The Science Squirrel club website gets 50,000 hits a day and has attracted more than 90 young talents to the community of popular science writing, lectures and parties.
8. Dwelling Narrowness (蜗居), by Liu Liu
This is a novel that has swept the Chinese book market in the closing two months of the year with its realistic portrayal of the lives and struggles of young urbanites, in the face of soaring housing price.
The novel centers on the lives of two sisters caught in the spiral of rising housing prices in Shanghai.

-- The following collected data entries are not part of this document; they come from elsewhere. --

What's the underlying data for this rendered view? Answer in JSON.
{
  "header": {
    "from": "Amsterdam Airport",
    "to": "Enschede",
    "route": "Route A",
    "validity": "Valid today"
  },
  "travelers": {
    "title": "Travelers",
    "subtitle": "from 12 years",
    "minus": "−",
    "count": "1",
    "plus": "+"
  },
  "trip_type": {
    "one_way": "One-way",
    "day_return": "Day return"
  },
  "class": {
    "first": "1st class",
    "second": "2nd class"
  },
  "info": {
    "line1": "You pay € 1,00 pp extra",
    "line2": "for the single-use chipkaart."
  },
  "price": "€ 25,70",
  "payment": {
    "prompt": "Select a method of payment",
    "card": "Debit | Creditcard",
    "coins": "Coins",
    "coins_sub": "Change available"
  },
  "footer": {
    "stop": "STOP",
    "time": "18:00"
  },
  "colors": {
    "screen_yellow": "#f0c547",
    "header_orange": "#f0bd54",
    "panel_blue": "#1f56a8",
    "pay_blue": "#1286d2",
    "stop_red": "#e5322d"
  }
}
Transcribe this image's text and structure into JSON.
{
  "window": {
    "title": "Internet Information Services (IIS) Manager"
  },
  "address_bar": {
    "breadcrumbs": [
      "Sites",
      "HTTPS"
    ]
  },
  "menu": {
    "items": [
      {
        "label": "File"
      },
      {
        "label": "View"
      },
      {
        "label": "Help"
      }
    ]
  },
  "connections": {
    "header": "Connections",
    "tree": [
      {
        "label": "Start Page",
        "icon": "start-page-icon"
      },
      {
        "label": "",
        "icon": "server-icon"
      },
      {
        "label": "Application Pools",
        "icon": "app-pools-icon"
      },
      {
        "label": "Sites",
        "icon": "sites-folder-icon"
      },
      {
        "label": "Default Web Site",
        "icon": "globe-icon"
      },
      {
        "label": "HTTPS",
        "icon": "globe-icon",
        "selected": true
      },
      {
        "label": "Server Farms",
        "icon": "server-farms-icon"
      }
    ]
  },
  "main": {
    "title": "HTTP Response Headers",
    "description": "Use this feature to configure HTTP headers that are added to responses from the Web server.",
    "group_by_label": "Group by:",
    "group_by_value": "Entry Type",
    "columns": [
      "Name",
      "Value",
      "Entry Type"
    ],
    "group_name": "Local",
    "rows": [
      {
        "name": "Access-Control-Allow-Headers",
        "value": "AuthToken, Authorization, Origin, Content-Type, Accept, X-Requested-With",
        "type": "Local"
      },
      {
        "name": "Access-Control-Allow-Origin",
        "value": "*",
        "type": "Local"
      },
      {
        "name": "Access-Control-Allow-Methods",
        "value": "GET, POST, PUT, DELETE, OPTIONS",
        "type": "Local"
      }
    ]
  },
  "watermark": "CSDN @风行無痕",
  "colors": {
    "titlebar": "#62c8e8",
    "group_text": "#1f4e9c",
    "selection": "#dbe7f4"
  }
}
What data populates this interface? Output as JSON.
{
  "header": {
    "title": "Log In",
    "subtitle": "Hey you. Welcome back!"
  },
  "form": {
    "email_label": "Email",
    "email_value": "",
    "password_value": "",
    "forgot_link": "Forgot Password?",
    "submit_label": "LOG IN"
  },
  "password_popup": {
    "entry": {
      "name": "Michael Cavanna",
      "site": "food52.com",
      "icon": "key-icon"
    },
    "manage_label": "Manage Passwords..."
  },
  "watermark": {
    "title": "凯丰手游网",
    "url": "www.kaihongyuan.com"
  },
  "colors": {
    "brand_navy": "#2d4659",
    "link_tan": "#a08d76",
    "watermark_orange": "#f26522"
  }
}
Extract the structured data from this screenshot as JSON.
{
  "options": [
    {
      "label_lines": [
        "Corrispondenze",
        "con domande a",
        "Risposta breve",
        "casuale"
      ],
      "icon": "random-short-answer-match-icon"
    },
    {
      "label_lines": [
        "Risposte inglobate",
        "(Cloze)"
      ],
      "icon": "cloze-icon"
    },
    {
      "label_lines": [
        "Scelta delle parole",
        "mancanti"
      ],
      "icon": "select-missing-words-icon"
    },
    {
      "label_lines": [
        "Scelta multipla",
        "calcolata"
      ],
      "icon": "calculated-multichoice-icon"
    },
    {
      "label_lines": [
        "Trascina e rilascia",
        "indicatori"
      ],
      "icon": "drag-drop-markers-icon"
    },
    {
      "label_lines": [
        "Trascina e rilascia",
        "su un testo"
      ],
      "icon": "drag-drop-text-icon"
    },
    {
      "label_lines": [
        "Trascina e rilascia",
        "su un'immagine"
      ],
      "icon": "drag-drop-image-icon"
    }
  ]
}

There is Guo Haizao, who, under financial pressure, sacrifices love to become the mistress of a married government official, and Guo Haiping, whose life is a desperate struggle to own an apartment of her own.
9. Our Taiwan in These Years (我们台湾这些年), by Liao Hsin-chung
Liao Hsin-chung, a Taiwan office worker in Shanghai, surprised many with a collection of his anecdotes, first posted on Tianya, an online community.
Cross-Straits ties have improved significantly in recent years and the mainland is now the second-largest source of tourists to the island after Japan. As a result, a new wave of mutual interest is growing. Liao’s book, which looks at the last three decades in Taiwan, from the point of view of an ordinary resident, has tapped into this growing interest.
10. No Monuments (无碑), by Wang Shiyue
Time magazine has named the Chinese worker as “person of the year” for 2009. Wang Shiyue’s new novel delves into the lives of migrant workers. Born in 1972, Wang draws on his own experience as a worker in Guangdong province for more than 20 years, to give an intimate account of the huge social changes he witnessed.